August 23, 2012
Press Release
Agenda feminist journal celebrates its 25th year in Women’s Month in August 2012 and is launching issue No 90 “Gender, sexuality and commodity culture” guest edited by Desiree Lewis and Mary Hames at an event on Tuesday August 28, 2012 that will be hosted by the African Gender Institute (University of Cape Town) at 6pm.
This issue of Agenda provides an important opportunity to seek new theoretical directions and possibilities for thinking about gender, sexuality and commodity culture in post-apartheid South Africa.
Within the rubric of gender, sexuality and capitalism, contributions fall into the broad categories of the media, photography and the internet, body politics, commodification of women’s political office, identity formation and masculinity in the context of clothing, alcohol and sport, and sexuality and identities.

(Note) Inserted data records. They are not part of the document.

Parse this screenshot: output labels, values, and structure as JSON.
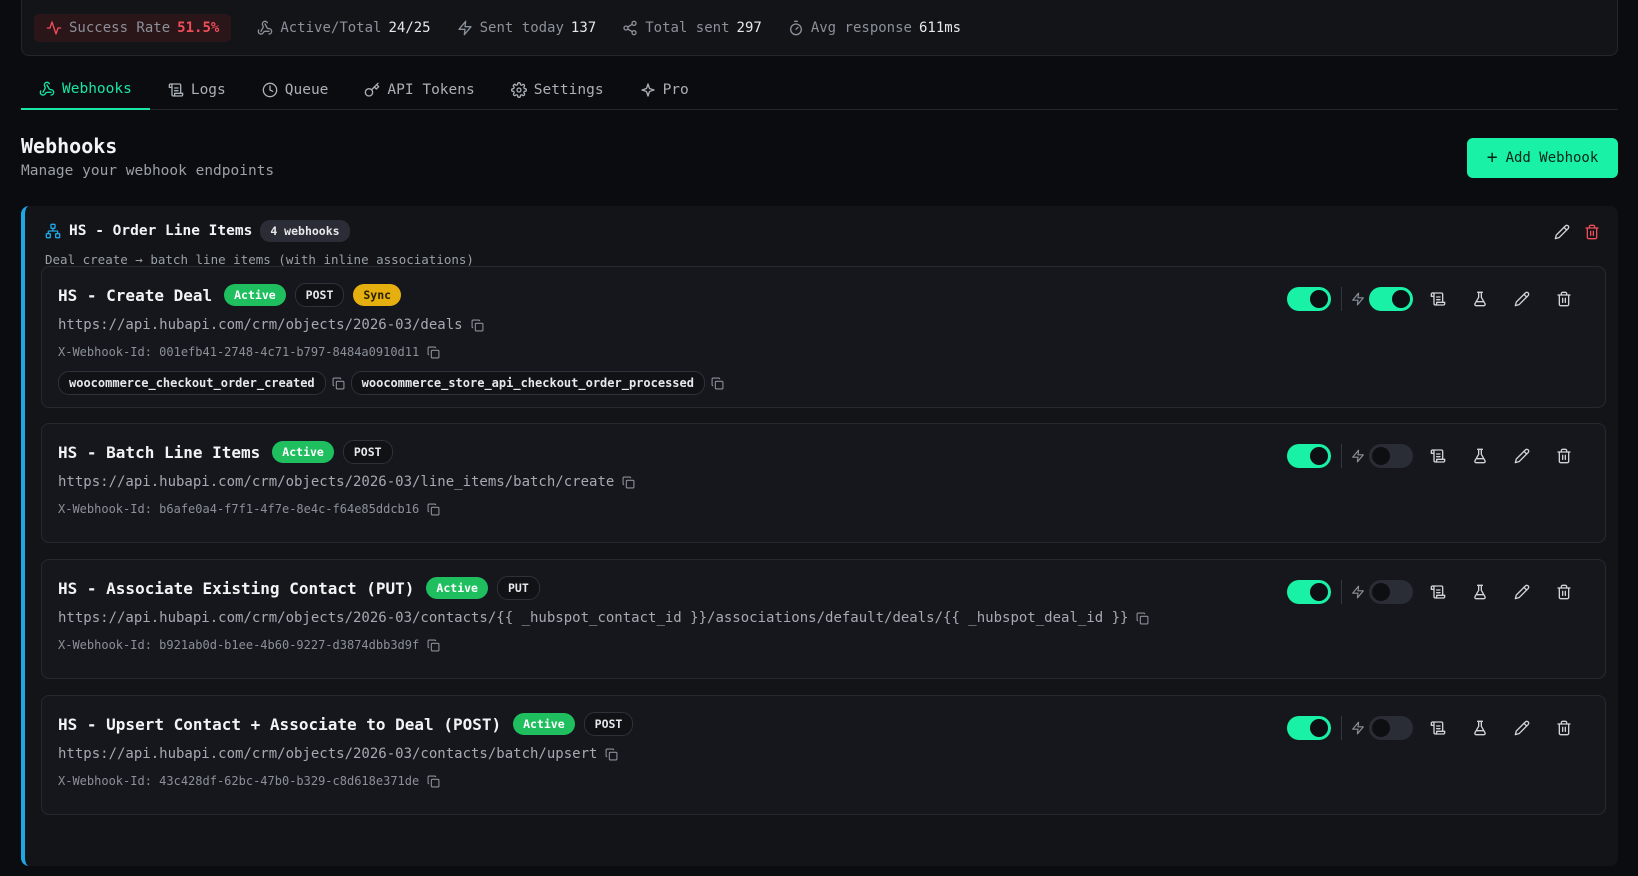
{
  "stats": {
    "success_label": "Success Rate",
    "success_value": "51.5%",
    "active_label": "Active/Total",
    "active_value": "24/25",
    "sent_today_label": "Sent today",
    "sent_today_value": "137",
    "total_sent_label": "Total sent",
    "total_sent_value": "297",
    "avg_label": "Avg response",
    "avg_value": "611ms"
  },
  "tabs": [
    {
      "label": "Webhooks",
      "icon": "webhook-icon",
      "active": true
    },
    {
      "label": "Logs",
      "icon": "scroll-icon",
      "active": false
    },
    {
      "label": "Queue",
      "icon": "clock-icon",
      "active": false
    },
    {
      "label": "API Tokens",
      "icon": "key-icon",
      "active": false
    },
    {
      "label": "Settings",
      "icon": "gear-icon",
      "active": false
    },
    {
      "label": "Pro",
      "icon": "sparkles-icon",
      "active": false
    }
  ],
  "header": {
    "title": "Webhooks",
    "subtitle": "Manage your webhook endpoints",
    "add_label": "Add Webhook"
  },
  "group": {
    "name": "HS - Order Line Items",
    "count": "4 webhooks",
    "description": "Deal create → batch line items (with inline associations)"
  },
  "webhooks": [
    {
      "name": "HS - Create Deal",
      "status": "Active",
      "method": "POST",
      "sync": "Sync",
      "url": "https://api.hubapi.com/crm/objects/2026-03/deals",
      "webhook_id": "X-Webhook-Id: 001efb41-2748-4c71-b797-8484a0910d11",
      "events": [
        "woocommerce_checkout_order_created",
        "woocommerce_store_api_checkout_order_processed"
      ],
      "enabled": true,
      "sync_enabled": true
    },
    {
      "name": "HS - Batch Line Items",
      "status": "Active",
      "method": "POST",
      "url": "https://api.hubapi.com/crm/objects/2026-03/line_items/batch/create",
      "webhook_id": "X-Webhook-Id: b6afe0a4-f7f1-4f7e-8e4c-f64e85ddcb16",
      "enabled": true,
      "sync_enabled": false
    },
    {
      "name": "HS - Associate Existing Contact (PUT)",
      "status": "Active",
      "method": "PUT",
      "url": "https://api.hubapi.com/crm/objects/2026-03/contacts/{{ _hubspot_contact_id }}/associations/default/deals/{{ _hubspot_deal_id }}",
      "webhook_id": "X-Webhook-Id: b921ab0d-b1ee-4b60-9227-d3874dbb3d9f",
      "enabled": true,
      "sync_enabled": false
    },
    {
      "name": "HS - Upsert Contact + Associate to Deal (POST)",
      "status": "Active",
      "method": "POST",
      "url": "https://api.hubapi.com/crm/objects/2026-03/contacts/batch/upsert",
      "webhook_id": "X-Webhook-Id: 43c428df-62bc-47b0-b329-c8d618e371de",
      "enabled": true,
      "sync_enabled": false
    }
  ],
  "colors": {
    "accent": "#19f2a6",
    "danger": "#ef4d5a",
    "group_border": "#1ea7e6",
    "active_badge": "#1fbf5f",
    "sync_badge": "#e5b00f"
  }
}
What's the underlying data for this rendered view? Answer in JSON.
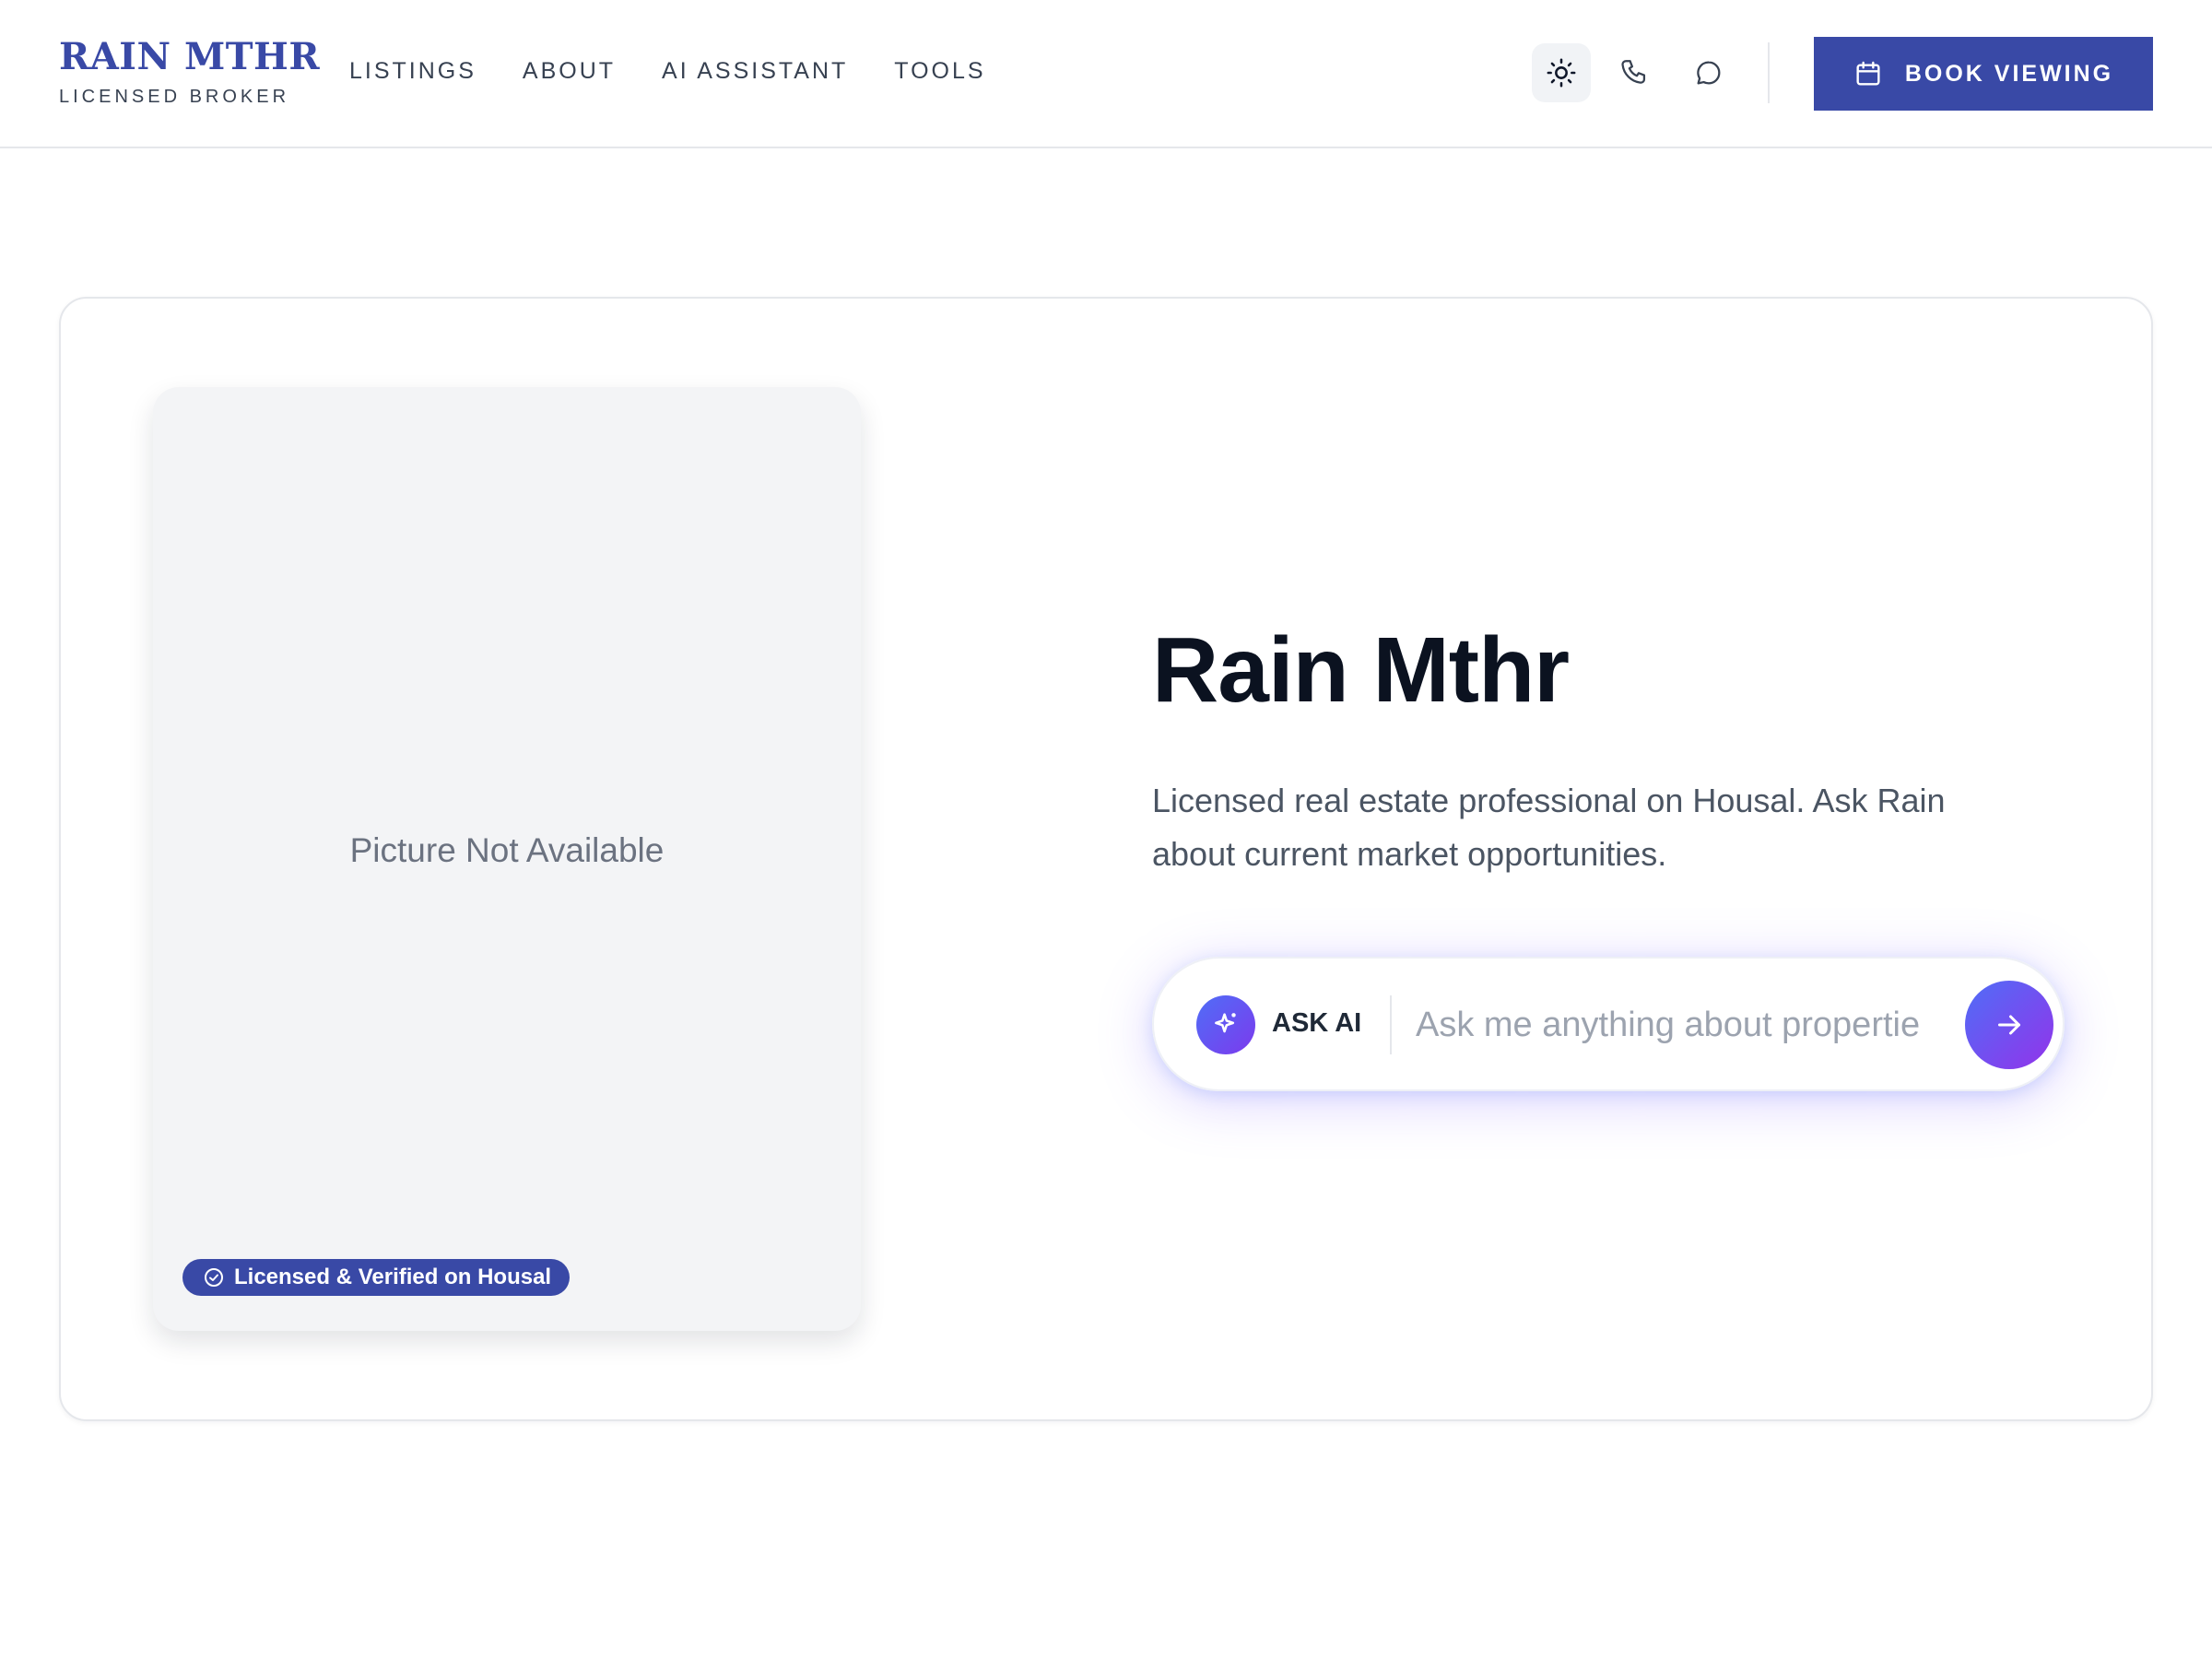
{
  "header": {
    "brand_name": "RAIN MTHR",
    "brand_tag": "LICENSED BROKER",
    "nav": [
      {
        "label": "LISTINGS"
      },
      {
        "label": "ABOUT"
      },
      {
        "label": "AI ASSISTANT"
      },
      {
        "label": "TOOLS"
      }
    ],
    "icons": [
      "sun-icon",
      "phone-icon",
      "chat-icon"
    ],
    "book_button_label": "BOOK VIEWING",
    "accent_color": "#3949a6"
  },
  "profile": {
    "photo_placeholder": "Picture Not Available",
    "badge_label": "Licensed & Verified on Housal",
    "name": "Rain Mthr",
    "bio": "Licensed real estate professional on Housal. Ask Rain about current market opportunities."
  },
  "ask_ai": {
    "label": "ASK AI",
    "placeholder": "Ask me anything about propertie",
    "value": "",
    "gradient_start": "#4f6ef7",
    "gradient_end": "#9333ea"
  }
}
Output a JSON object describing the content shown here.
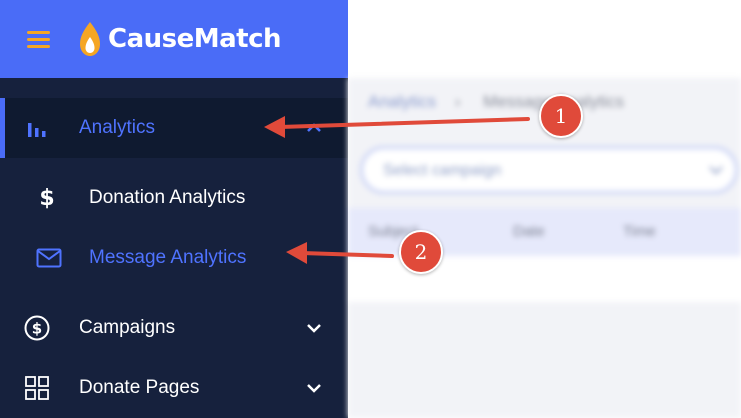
{
  "brand": {
    "name": "CauseMatch",
    "flame_color": "#f5a623"
  },
  "colors": {
    "sidebar_bg": "#16213d",
    "brand_bar": "#4a6cf7",
    "active_text": "#4f73ff",
    "annotation": "#e04a3a"
  },
  "sidebar": {
    "items": [
      {
        "label": "Analytics",
        "icon": "bar-chart-icon",
        "active": true,
        "expanded": true
      },
      {
        "label": "Donation Analytics",
        "icon": "dollar-icon",
        "sub": true
      },
      {
        "label": "Message Analytics",
        "icon": "envelope-icon",
        "sub": true,
        "highlight": true
      },
      {
        "label": "Campaigns",
        "icon": "dollar-circle-icon",
        "expandable": true
      },
      {
        "label": "Donate Pages",
        "icon": "grid-icon",
        "expandable": true
      }
    ]
  },
  "main": {
    "breadcrumb": [
      "Analytics",
      "Message Analytics"
    ],
    "select_placeholder": "Select campaign",
    "table_columns": [
      "Subject",
      "Date",
      "Time"
    ]
  },
  "annotations": [
    {
      "number": "1",
      "target": "Analytics"
    },
    {
      "number": "2",
      "target": "Message Analytics"
    }
  ]
}
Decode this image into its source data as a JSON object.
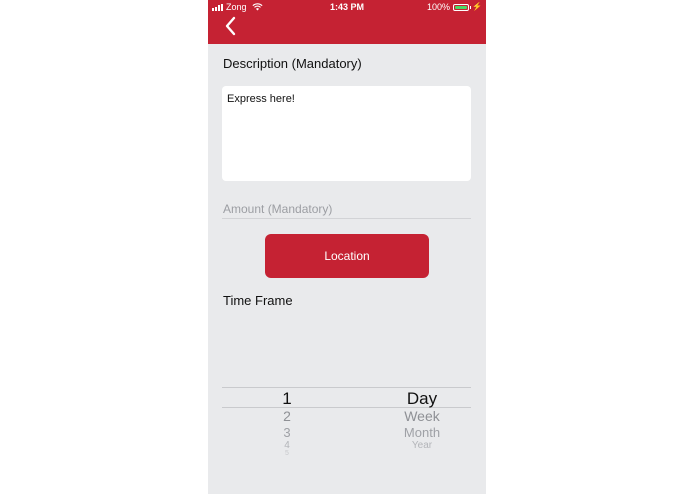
{
  "status_bar": {
    "carrier": "Zong",
    "time": "1:43 PM",
    "battery": "100%",
    "battery_level": 1.0
  },
  "header": {
    "back_icon": "chevron-left-icon"
  },
  "form": {
    "description_label": "Description (Mandatory)",
    "description_value": "Express here!",
    "amount_placeholder": "Amount (Mandatory)",
    "location_button": "Location",
    "time_frame_label": "Time Frame"
  },
  "picker": {
    "numbers": [
      "1",
      "2",
      "3",
      "4",
      "5"
    ],
    "units": [
      "Day",
      "Week",
      "Month",
      "Year"
    ],
    "selected_number": "1",
    "selected_unit": "Day"
  },
  "colors": {
    "accent": "#c52233",
    "background": "#e9eaec"
  }
}
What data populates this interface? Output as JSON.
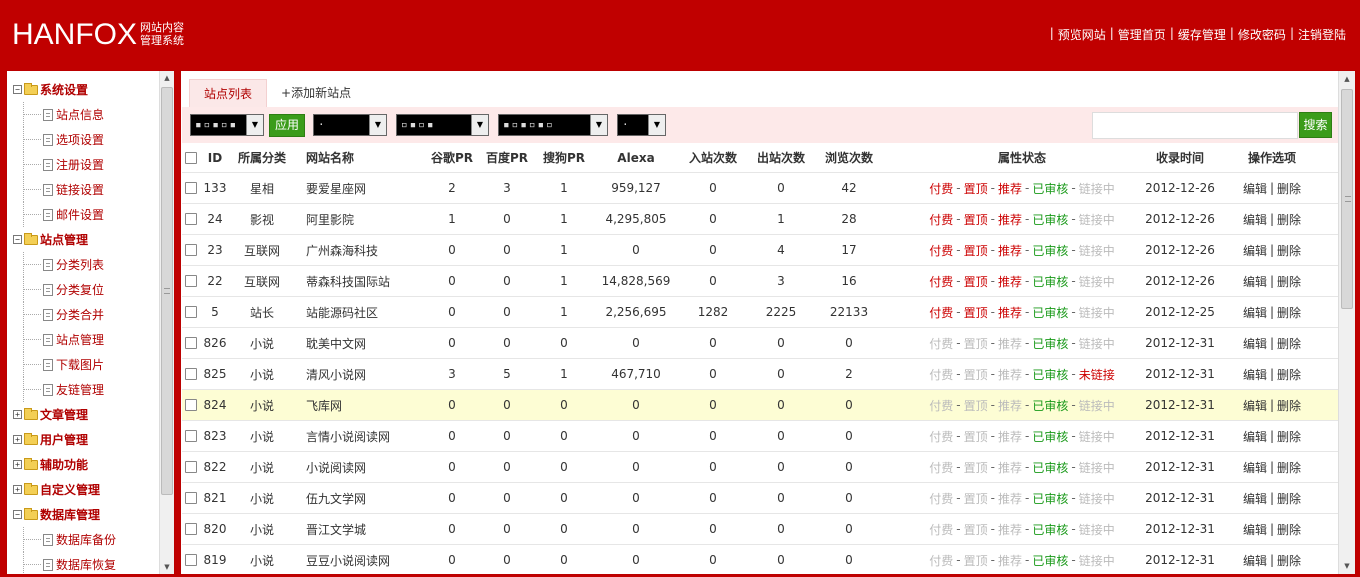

Contributors to the issue include established scholars with long histories of research and writing (Carole Boyce Davies, Kopano Ratele, Jeanne Prinsloo), and relatively new entrants to publishing in the field of anthropology (Sakhumzi Mfecane, Kharnita Mohamed) gender studies (Clare Craighead) and electronic media (Tanya Bosch) and newer writers (Nicolette Ferreira, Michelle Mordaunt-Bexiga, Sivuyisiwe Ntombi Wonci). The voice of feminist activism is also in the foreground (Crystal Orderson, Mary Hames, Stefanie Roehrs). Also complimenting the scholarly contributions are film and book reviews (Nadia Sanger, Desiree Lewis). Finally the artistic work of the photographer Ingrid Masondo contributes an important visual dimension to the understandings and feminist debates in the issue and we have featured one of her images on the cover.
Guest editors Desiree Lewis and Mary Hames write in the issue:
The wave of feminist critiques of patriarchal capitalism has been and continues to be important in explaining the reproduction of patriarchal values, images and desires through commodity capitalism both in South Africa and elsewhere. However, more recent attention to gender, sexuality and commodity capitalism has focused on complex forms of power, resistance and subversion. Central to this shift is the theoretical work of scholars who deepen attention to the social construction of gender with their emphasis on dominant discourses and languages in shaping subjectivity, gender and sexuality. Within such work, the feminist theorist Judith Butler’s emphasis on performance (1993; 2004) has been especially important. It clearly signals that the focus of critical analytical work on gender and sexuality should be, not so much the ‘real’ bodies and identities of women and men, but the discursive and performative ways in which bodies and identities are enacted within a matrix of social institutions, relations and discourses.
As submissions to this issue demonstrate, performance and performativity have therefore been key to recent exploration of sexuality and gender under “millennial capitalism”. New interdisciplinary research from scholars in psychology, literary and cultural studies and anthropology as well as the artistic and creative work of photographers such as Ingrid Masondo, explore context-specific ways in which subjects navigate a bewildering array of commodity items, meanings and processes in order to perform, among other identifications, gender, race and class in ways that are either recognisable to others or that subvert what has been socially sanctioned. This emphasis, then, has led writers to deal not only with the subordination of social subjects within dominant discourses and practices of gender and sexuality, but also with how they intricately unsettle, subvert and confound dominant performances and meanings. The wealth and range of this theoretical preoccupation is well demonstrated in contributions to this issue.